Selon l'article, une source gouvernementale a déclaré : « Il n’y a aucune pause, nous n’avons jamais fixé de délai et les échéances seront annoncées comme d’habitude. »
Le ministre des Affaires étrangères, Hamish Falconer, répondait aux questions des députés lorsqu’il a affirmé que le Royaume-Uni « suspendait » le processus pendant que des « discussions » se déroulaient avec les États-Unis.
Cette annonce intervient après que le président américain Donald Trump a exhorté la semaine dernière le Premier ministre Sir Keir Starmer à abandonner l’accord, malgré un soutien initial au traité.
L’accord prévoit que le Royaume-Uni cède la souveraineté du territoire à Maurice et verse en moyenne 101 millions de livres par an pour louer une base militaire conjointe Royaume-Uni–États-Unis sur la plus grande île.
Le Royaume-Uni est en train de faire passer une législation pour ratifier l’accord et, mercredi, Falconer a été interrogé à ce sujet à la Chambre des communes.
« Il y avait un soutien de l’administration américaine pour ce traité, ce qui n’a pas changé », a déclaré Falconer.
« Il y a clairement eu récemment une déclaration du président des États-Unis, ce qui est très important.
« Et comme je l’ai dit à la Chambre [des communes], nous discutons maintenant directement de ces préoccupations avec les États-Unis. Nous avons un processus en cours au Parlement concernant le traité.
« Nous le soumettrons de nouveau au Parlement en temps voulu. Nous suspendons pour le moment pour discuter avec nos homologues américains. »
Plus tôt, le porte-parole du Premier ministre avait déclaré aux journalistes que la position du Royaume-Uni n’avait pas changé et que l’accent était mis sur « les discussions avec les États-Unis sur les prochaines étapes ».

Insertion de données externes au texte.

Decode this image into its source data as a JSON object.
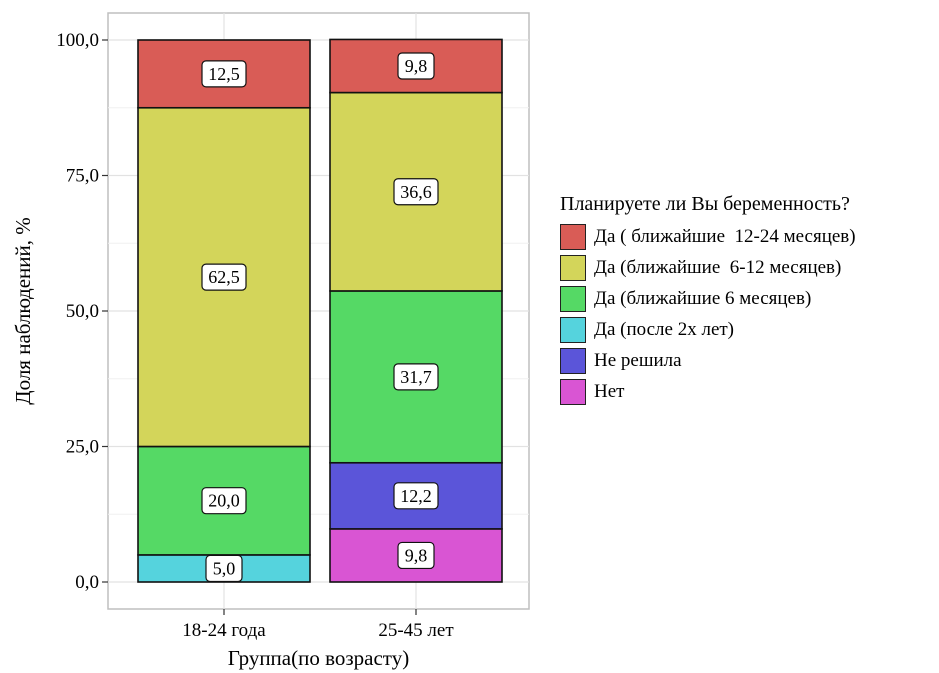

L’accord a été remis en question par le président Trump, qui a publié la semaine dernière sur sa plateforme Truth Social un message exhortant Sir Keir à ne pas « céder Diego Garcia », où se trouve la base militaire conjointe Royaume-Uni–États-Unis.
Trump a déclaré : « Cette terre ne devrait pas être retirée au Royaume-Uni » et a qualifié l’accord de « tache sur notre grand allié ».
Ces propos interviennent malgré le soutien officiel du Département d’État américain au plan du gouvernement britannique, exprimé la veille.